Chi è pronto a rientrare. Restano invece ancora “sospesi” circa 2,7 milioni di italiani e italiane, occupati in settori come i servizi come la ristorazione oppure nel commercio. Anche in questo caso si tratta di attività che solo in alcuni casi possono essere svolte da casa, e spesso svolte da persone più giovani rispetto a chi è già tornato al lavoro. Il loro profilo infatti risulta “opposto a quello di quanti stanno tornando al lavoro, a partire dalle caratteristiche socio anagrafiche. I lavoratori più giovani sono costretti a stare a casa più degli anziani: il 21% degli under 30 (contro il 13,1% dei 30-39enni, il 10,3% dei 40-49enni e l’8,4% degli over 50) non può tornare a lavorare, perché occupato in settori ancora coinvolti dal blocco. Stessa cosa vale per le donne: resta ancora a casa il 14,3% delle occupate, contro il 9,4% degli uomini. Anche gli autonomi, che hanno più diretto e urgente interesse alla ripresa lavorativa, sono ancora per il 17,8% costretti a casa. Mentre a livello geografico si conferma il ritardo di ripartenza al mezzogiorno. Su 100 lavoratori in settori “sospesi”, il 29,1% è al sud, il 22,2% al centro e il 48,7% al nord”.

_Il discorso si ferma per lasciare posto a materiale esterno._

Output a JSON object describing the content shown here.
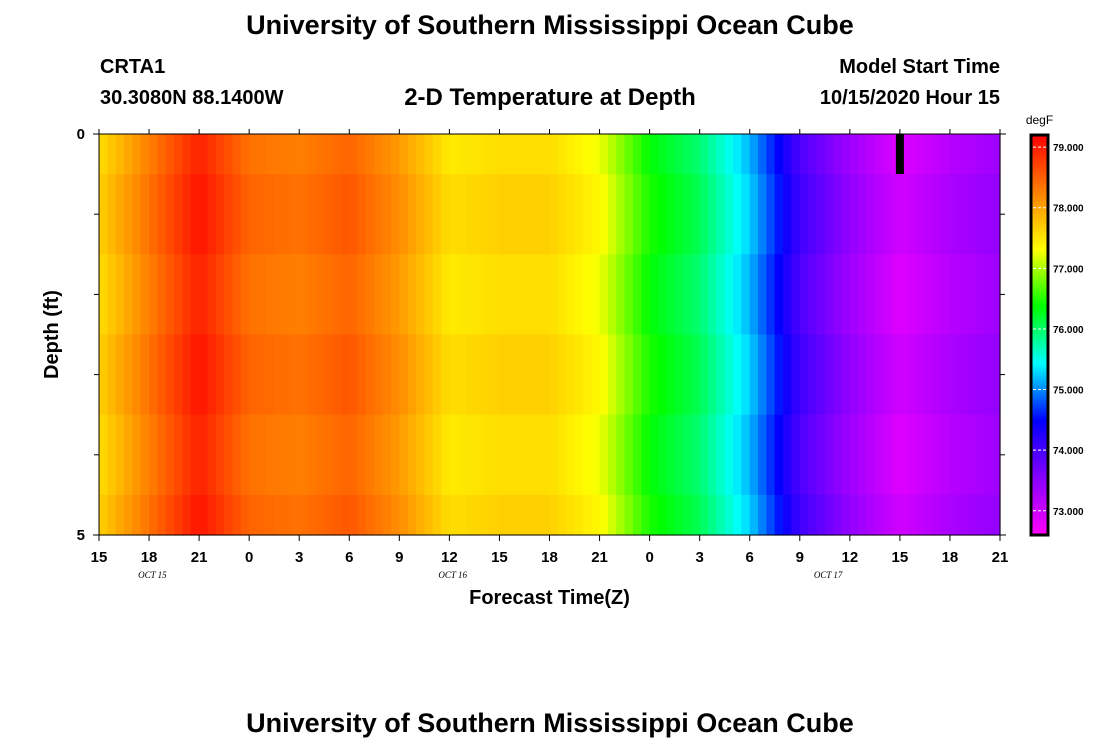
{
  "header": {
    "title": "University of Southern Mississippi Ocean Cube",
    "station_id": "CRTA1",
    "coordinates": "30.3080N 88.1400W",
    "plot_title": "2-D Temperature at Depth",
    "start_label": "Model Start Time",
    "start_value": "10/15/2020 Hour 15"
  },
  "footer": {
    "title": "University of Southern Mississippi Ocean Cube"
  },
  "chart_data": {
    "type": "heatmap",
    "title": "2-D Temperature at Depth",
    "xlabel": "Forecast Time(Z)",
    "ylabel": "Depth (ft)",
    "x_start": "10/15/2020 15Z",
    "x_range_hours": [
      0,
      54
    ],
    "x_tick_labels": [
      "15",
      "18",
      "21",
      "0",
      "3",
      "6",
      "9",
      "12",
      "15",
      "18",
      "21",
      "0",
      "3",
      "6",
      "9",
      "12",
      "15",
      "18",
      "21"
    ],
    "x_date_labels": [
      {
        "label": "OCT 15",
        "hour": 3.2
      },
      {
        "label": "OCT 16",
        "hour": 21.2
      },
      {
        "label": "OCT 17",
        "hour": 43.7
      }
    ],
    "y_range": [
      0,
      5
    ],
    "y_tick_labels": [
      {
        "value": 0,
        "label": "0"
      },
      {
        "value": 5,
        "label": "5"
      }
    ],
    "y_minor_ticks": [
      1,
      2,
      3,
      4
    ],
    "depth_levels_ft": [
      0,
      0.5,
      1.5,
      2.5,
      3.5,
      4.5,
      5
    ],
    "colorbar": {
      "unit": "degF",
      "range": [
        72.6,
        79.2
      ],
      "tick_values": [
        79.0,
        78.0,
        77.0,
        76.0,
        75.0,
        74.0,
        73.0
      ],
      "tick_labels": [
        "79.000",
        "78.000",
        "77.000",
        "76.000",
        "75.000",
        "74.000",
        "73.000"
      ],
      "colors": [
        "#ff00ff",
        "#8800ff",
        "#0000ff",
        "#00ffff",
        "#00ff00",
        "#ffff00",
        "#ff8000",
        "#ff0000"
      ]
    },
    "current_time_marker_hour": 48,
    "time_hours": [
      0,
      3,
      6,
      9,
      12,
      15,
      18,
      21,
      24,
      27,
      30,
      33,
      36,
      39,
      42,
      45,
      48,
      51,
      54
    ],
    "temperature_degF": [
      77.6,
      78.3,
      79.0,
      78.4,
      78.3,
      78.5,
      78.1,
      77.5,
      77.6,
      77.6,
      77.3,
      76.4,
      76.0,
      75.2,
      74.0,
      73.4,
      72.9,
      73.2,
      73.4
    ]
  }
}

Questa, in un certo senso, resta la fotografia scattata nell’ultimo momento possibile prima che gli effetti economici più pesanti dell’epidemia comincino a manifestarsi. Dal punto di vista del lavoro sono già emersi i primi segnali, ma con tutta probabilità il peggio deve ancora venire.

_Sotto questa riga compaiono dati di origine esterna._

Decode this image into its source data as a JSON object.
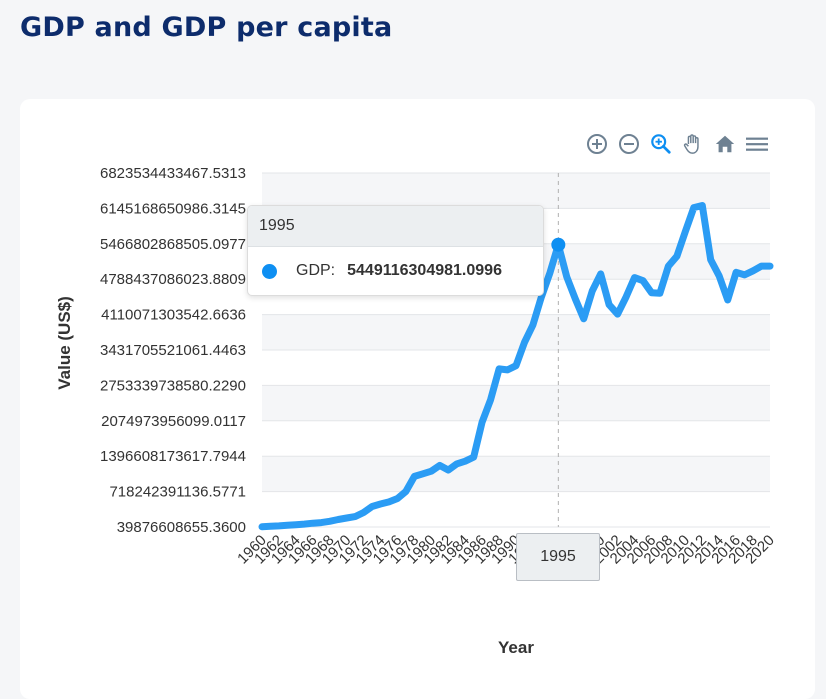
{
  "page": {
    "title": "GDP and GDP per capita"
  },
  "toolbar": [
    {
      "name": "zoom-in-icon"
    },
    {
      "name": "zoom-out-icon"
    },
    {
      "name": "selection-zoom-icon"
    },
    {
      "name": "pan-icon"
    },
    {
      "name": "reset-home-icon"
    },
    {
      "name": "menu-icon"
    }
  ],
  "tooltip": {
    "header": "1995",
    "series_name": "GDP:",
    "value": "5449116304981.0996",
    "x_label": "1995"
  },
  "colors": {
    "series": "#2b9cf4",
    "title": "#0d2c6c",
    "active": "#0e8ff2"
  },
  "chart_data": {
    "type": "line",
    "title": "",
    "xlabel": "Year",
    "ylabel": "Value (US$)",
    "ylim": [
      39876608655.36,
      6823534433467.531
    ],
    "yticks": [
      "6823534433467.5313",
      "6145168650986.3145",
      "5466802868505.0977",
      "4788437086023.8809",
      "4110071303542.6636",
      "3431705521061.4463",
      "2753339738580.2290",
      "2074973956099.0117",
      "1396608173617.7944",
      "718242391136.5771",
      "39876608655.3600"
    ],
    "xticks": [
      "1960",
      "1962",
      "1964",
      "1966",
      "1968",
      "1970",
      "1972",
      "1974",
      "1976",
      "1978",
      "1980",
      "1982",
      "1984",
      "1986",
      "1988",
      "1990",
      "1992",
      "1994",
      "1996",
      "1998",
      "2000",
      "2002",
      "2004",
      "2006",
      "2008",
      "2010",
      "2012",
      "2014",
      "2016",
      "2018",
      "2020"
    ],
    "grid": true,
    "legend": "none",
    "series": [
      {
        "x": [
          1960,
          1961,
          1962,
          1963,
          1964,
          1965,
          1966,
          1967,
          1968,
          1969,
          1970,
          1971,
          1972,
          1973,
          1974,
          1975,
          1976,
          1977,
          1978,
          1979,
          1980,
          1981,
          1982,
          1983,
          1984,
          1985,
          1986,
          1987,
          1988,
          1989,
          1990,
          1991,
          1992,
          1993,
          1994,
          1995,
          1996,
          1997,
          1998,
          1999,
          2000,
          2001,
          2002,
          2003,
          2004,
          2005,
          2006,
          2007,
          2008,
          2009,
          2010,
          2011,
          2012,
          2013,
          2014,
          2015,
          2016,
          2017,
          2018,
          2019,
          2020
        ],
        "values": [
          44000000000.0,
          53000000000.0,
          61000000000.0,
          73000000000.0,
          84000000000.0,
          95000000000.0,
          113000000000.0,
          124000000000.0,
          150000000000.0,
          183000000000.0,
          212000000000.0,
          240000000000.0,
          318000000000.0,
          432000000000.0,
          480000000000.0,
          521000000000.0,
          586000000000.0,
          722000000000.0,
          1010000000000.0,
          1060000000000.0,
          1110000000000.0,
          1220000000000.0,
          1130000000000.0,
          1250000000000.0,
          1300000000000.0,
          1380000000000.0,
          2050000000000.0,
          2480000000000.0,
          3070000000000.0,
          3050000000000.0,
          3130000000000.0,
          3580000000000.0,
          3910000000000.0,
          4450000000000.0,
          4910000000000.0,
          5449116304981.1,
          4830000000000.0,
          4410000000000.0,
          4030000000000.0,
          4560000000000.0,
          4890000000000.0,
          4300000000000.0,
          4120000000000.0,
          4450000000000.0,
          4820000000000.0,
          4760000000000.0,
          4530000000000.0,
          4520000000000.0,
          5040000000000.0,
          5230000000000.0,
          5700000000000.0,
          6160000000000.0,
          6200000000000.0,
          5160000000000.0,
          4850000000000.0,
          4390000000000.0,
          4920000000000.0,
          4870000000000.0,
          4950000000000.0,
          5040000000000.0,
          5040000000000.0
        ]
      }
    ]
  }
}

Le prime conseguenze, come c’era da aspettarsi, sono state di un generale peggioramento degli indicatori del mercato del lavoro. Partendo dai dati di marzo 2020 dell’Istat troviamo un lieve calo nel numero di persone che hanno un lavoro, con una forte crescita degli inattivi. In quel mese per la precisione sono 27mila in meno gli italiani e le italiane con un posto, con 267mila in meno in cerca di lavoro e 300mila inattivi in più.

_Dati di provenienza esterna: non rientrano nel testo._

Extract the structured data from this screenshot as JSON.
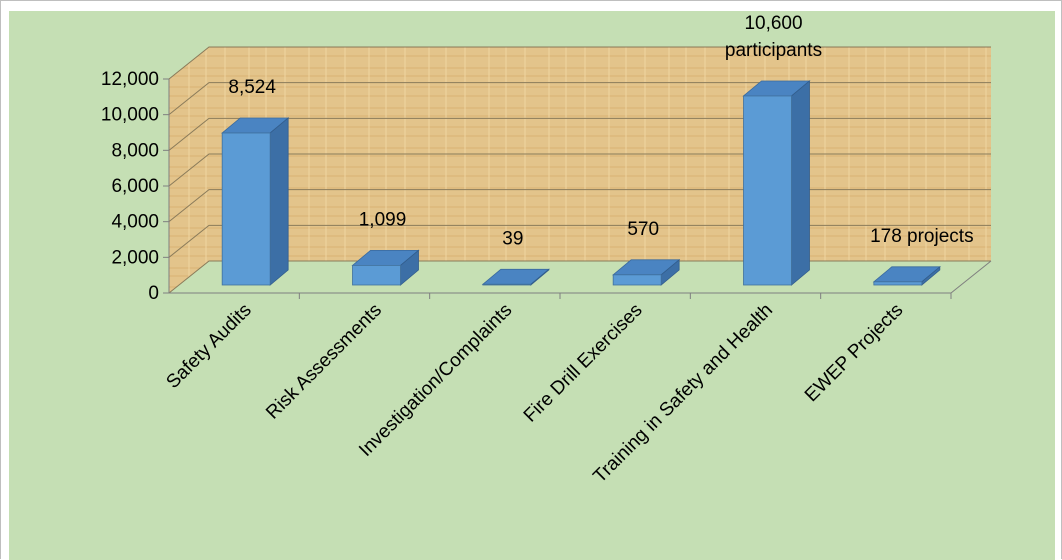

Sembra dunque essersi definitivamente interrotta la serie moderatamente positiva degli ultimi tempi, che aveva visto gli occupati crescere negli ultimi cinque anni di circa un milione di persone e in effetti dava segni di affaticamento persino prima del COVID-19. Questo non significa che il mercato del lavoro fosse in buona forma – l’Italia era ed è storicamente una delle nazioni dove le persone hanno un posto meno di frequente, in particolari giovani, donne e nel meridione. Ma quanto meno dal punto di vista del numero di occupati c’era stato un certo recupero rispetto al crollo che ha fatto seguito alla crisi economica del 2008, per quanto ben inferiore rispetto a quello di altre nazioni sviluppate come Francia, Germania o Spagna. I prossimi mesi ci diranno quanto indietro siamo tornati, sotto questo aspetto.